Il y a bien cette étrange Lettre à Elise de Beethoven, qui n’est pas une chanson, ni même un tube à proprement parler, bien que Dario Moreno en ait fait l’incroyable Tout l’amour, ce sera un pas de côté… Et encore, cela fait chansonnette, comparé au Requiem de Mozart, messe des morts (dixit) en latin d’une solennité inestimable. Tout comme le God save the Queen, qui, certes, lui a donné l’envie de faire cet album, mais de là à parler d’un tube, shocking ! Bien sûr, il y a la version punk, qui sauve tout, mais de là à faire l’éloge d’une chanson qui se gosse de la fistule au fondement du grand roi Louis XIV… (Ce sera le seul « secret » dévoilé). Il n’y a pas d’ordre non plus, ni chronologique, ni géographique, ni préface, rien pour guider le lecteur. Mais cet apparent fatras permet de découvrir en se promenant d’une chanson à l’autre. L’absence de table des matières concourt à cette impression également.

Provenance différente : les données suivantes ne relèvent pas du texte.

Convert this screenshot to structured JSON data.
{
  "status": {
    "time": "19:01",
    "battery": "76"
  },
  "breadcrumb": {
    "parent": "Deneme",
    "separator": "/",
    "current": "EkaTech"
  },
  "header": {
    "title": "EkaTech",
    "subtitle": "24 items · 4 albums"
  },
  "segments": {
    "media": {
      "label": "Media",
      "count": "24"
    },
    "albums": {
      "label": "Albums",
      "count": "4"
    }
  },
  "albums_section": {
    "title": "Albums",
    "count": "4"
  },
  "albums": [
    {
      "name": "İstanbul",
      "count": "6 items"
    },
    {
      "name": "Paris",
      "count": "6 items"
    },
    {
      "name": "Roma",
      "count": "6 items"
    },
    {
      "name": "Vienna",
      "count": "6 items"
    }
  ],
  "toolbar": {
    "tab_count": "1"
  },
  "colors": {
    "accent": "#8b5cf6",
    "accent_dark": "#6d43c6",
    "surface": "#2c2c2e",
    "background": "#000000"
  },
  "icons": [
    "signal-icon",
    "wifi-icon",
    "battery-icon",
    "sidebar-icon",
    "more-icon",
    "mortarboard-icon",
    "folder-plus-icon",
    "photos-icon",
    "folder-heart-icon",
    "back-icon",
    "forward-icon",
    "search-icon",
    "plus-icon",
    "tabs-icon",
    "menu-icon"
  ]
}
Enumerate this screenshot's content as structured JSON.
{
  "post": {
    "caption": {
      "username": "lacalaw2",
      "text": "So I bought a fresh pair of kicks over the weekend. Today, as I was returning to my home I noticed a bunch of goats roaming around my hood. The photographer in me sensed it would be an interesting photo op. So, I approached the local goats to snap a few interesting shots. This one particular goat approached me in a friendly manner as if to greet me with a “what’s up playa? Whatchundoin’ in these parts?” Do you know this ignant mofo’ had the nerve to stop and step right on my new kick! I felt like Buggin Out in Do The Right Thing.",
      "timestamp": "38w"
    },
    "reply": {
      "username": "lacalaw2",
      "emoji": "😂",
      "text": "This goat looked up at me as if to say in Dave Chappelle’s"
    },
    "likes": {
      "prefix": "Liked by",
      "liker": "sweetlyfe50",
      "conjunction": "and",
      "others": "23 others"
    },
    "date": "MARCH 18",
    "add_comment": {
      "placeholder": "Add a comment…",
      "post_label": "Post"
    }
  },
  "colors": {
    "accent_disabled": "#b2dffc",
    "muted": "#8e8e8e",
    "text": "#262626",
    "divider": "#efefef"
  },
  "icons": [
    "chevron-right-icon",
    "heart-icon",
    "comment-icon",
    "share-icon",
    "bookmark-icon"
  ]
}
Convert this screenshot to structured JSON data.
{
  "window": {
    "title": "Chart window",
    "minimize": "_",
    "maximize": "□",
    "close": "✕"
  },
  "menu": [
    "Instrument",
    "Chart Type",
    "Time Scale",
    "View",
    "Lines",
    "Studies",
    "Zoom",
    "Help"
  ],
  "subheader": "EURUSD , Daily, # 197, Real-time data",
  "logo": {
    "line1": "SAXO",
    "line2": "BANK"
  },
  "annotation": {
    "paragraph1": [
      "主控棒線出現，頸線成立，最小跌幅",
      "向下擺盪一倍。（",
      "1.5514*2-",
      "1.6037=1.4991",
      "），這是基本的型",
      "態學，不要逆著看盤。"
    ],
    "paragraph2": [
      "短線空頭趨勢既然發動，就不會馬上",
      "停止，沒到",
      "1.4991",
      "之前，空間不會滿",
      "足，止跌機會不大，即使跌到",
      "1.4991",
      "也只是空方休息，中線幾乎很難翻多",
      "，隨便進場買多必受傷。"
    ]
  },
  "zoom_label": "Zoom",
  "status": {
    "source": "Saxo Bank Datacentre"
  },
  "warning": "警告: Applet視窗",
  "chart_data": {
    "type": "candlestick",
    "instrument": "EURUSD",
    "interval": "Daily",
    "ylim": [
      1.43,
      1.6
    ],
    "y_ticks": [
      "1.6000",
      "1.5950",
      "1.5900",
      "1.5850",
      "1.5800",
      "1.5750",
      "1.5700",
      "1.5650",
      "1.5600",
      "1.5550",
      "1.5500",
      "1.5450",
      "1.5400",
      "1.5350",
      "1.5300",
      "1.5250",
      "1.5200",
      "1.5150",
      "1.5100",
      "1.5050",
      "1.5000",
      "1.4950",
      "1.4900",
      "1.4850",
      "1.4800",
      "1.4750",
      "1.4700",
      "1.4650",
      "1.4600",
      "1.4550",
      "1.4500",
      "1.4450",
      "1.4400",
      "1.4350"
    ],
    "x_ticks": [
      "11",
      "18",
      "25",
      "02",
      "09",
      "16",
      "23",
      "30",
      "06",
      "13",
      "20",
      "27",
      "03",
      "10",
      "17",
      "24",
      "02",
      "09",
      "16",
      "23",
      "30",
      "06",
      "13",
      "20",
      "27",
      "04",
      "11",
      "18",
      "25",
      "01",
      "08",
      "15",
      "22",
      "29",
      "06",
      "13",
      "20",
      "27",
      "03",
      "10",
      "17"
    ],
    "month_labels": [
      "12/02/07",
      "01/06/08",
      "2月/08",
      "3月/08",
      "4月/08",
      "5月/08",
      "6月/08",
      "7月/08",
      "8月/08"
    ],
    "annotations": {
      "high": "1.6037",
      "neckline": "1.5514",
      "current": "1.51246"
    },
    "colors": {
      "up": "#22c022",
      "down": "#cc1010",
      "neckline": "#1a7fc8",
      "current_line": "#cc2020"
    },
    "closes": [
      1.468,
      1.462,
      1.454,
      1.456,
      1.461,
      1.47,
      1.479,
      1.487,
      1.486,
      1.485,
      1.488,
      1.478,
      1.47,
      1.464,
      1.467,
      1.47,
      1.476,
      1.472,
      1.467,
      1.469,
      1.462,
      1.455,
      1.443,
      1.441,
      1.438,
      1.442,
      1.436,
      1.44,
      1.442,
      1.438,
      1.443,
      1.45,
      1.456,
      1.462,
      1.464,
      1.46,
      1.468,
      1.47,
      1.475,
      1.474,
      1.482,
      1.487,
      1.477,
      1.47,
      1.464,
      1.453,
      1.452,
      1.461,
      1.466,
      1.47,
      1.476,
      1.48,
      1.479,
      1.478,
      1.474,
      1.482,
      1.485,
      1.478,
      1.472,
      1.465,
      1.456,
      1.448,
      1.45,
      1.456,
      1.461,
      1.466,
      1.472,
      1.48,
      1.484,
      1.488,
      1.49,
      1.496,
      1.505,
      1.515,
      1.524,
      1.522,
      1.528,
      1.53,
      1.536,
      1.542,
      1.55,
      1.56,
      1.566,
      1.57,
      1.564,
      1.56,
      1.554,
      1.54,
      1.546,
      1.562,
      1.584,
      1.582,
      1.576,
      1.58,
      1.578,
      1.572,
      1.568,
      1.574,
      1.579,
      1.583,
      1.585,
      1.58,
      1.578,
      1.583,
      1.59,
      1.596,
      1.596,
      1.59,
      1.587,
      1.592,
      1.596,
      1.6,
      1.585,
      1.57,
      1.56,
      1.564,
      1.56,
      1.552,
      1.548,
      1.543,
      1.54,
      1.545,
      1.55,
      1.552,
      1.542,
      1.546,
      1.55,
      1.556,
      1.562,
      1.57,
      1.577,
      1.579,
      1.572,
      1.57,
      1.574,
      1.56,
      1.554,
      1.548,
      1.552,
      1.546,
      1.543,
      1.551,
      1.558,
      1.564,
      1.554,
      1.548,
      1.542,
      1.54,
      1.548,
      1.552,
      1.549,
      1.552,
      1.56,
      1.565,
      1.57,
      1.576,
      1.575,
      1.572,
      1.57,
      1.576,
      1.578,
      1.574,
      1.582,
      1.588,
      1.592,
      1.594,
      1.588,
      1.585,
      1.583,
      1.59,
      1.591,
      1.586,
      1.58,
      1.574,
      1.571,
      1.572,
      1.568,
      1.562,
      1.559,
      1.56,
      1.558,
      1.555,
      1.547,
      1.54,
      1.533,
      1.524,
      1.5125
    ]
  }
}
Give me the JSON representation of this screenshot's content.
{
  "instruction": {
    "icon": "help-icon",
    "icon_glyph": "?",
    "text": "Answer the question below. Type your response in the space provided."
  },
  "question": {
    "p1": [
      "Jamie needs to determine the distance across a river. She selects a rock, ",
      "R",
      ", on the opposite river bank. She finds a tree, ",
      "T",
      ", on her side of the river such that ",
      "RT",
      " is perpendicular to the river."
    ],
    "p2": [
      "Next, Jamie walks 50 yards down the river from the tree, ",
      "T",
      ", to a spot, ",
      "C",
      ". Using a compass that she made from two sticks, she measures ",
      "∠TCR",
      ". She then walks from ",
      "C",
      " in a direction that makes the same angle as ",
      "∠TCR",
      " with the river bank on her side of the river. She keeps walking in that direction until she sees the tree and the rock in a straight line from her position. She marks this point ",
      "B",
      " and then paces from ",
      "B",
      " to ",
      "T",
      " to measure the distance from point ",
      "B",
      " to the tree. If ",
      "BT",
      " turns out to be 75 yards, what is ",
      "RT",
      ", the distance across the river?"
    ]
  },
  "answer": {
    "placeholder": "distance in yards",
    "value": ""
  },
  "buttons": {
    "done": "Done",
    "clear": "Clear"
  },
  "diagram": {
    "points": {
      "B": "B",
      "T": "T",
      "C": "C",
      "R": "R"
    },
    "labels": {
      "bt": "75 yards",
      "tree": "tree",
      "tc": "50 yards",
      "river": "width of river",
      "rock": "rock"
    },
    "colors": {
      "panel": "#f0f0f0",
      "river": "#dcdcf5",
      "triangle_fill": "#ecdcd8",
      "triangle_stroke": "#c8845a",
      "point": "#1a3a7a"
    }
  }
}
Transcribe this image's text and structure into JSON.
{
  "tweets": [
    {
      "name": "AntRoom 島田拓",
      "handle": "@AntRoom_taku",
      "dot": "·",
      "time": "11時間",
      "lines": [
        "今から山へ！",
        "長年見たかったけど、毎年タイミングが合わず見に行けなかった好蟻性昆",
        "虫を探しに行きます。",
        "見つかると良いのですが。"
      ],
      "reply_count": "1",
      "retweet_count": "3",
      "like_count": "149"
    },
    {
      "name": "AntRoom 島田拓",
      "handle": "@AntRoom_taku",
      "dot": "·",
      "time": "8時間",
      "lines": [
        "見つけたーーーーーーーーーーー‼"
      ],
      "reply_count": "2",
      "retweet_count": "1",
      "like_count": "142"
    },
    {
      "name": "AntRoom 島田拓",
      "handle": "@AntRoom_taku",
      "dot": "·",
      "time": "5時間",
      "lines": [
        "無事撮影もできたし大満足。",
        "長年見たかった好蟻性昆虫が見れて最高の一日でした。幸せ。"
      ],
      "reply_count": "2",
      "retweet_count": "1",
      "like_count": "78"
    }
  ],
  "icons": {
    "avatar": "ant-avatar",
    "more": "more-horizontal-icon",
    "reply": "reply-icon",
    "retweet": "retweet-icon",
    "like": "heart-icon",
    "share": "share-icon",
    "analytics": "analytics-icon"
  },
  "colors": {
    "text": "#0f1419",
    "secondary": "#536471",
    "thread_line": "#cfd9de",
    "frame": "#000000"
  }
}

Ne boudons pas notre plaisir. Même un vieil aigri (comme moi) qui connait toutes ces chansons et une grande partie de leur histoire trouvera de quoi s’étonner et s’amuser, sur un fait touchant l’écriture des textes ou des mélodies, la production, voire l’origine ou la postérité. Cet album est beaucoup plus riche qu’il n’y paraît. Tube story est une balade très agréable dans les coulisses de chansons qui ont marqué leur temps. Le test est simple : on pourrait les fredonner toutes. De Jean-Jacques Goldman à Michael Jackson, de Barbara à Queen, de Stromae à Aretha Franklin, Astrid Cornet met son talent d’illustratrice et son humour au service du plus majeur des arts mineurs, la chanson.

Loïc Di Stefano

Astrid Cornet, Tube story, les petites histoires des grandes chansons, Hachette, novembre 2023, 96 pages, 17,99 euros

(1) Fabien Lecœuvre a commencé à publier ce genre d’histoires dès 1970 et ses Petites histoires des grandes chansons… Suivront bon nombre d’ouvrages sur les histoires insolites, cachées, rares, de la chanson ou de tel chanteur.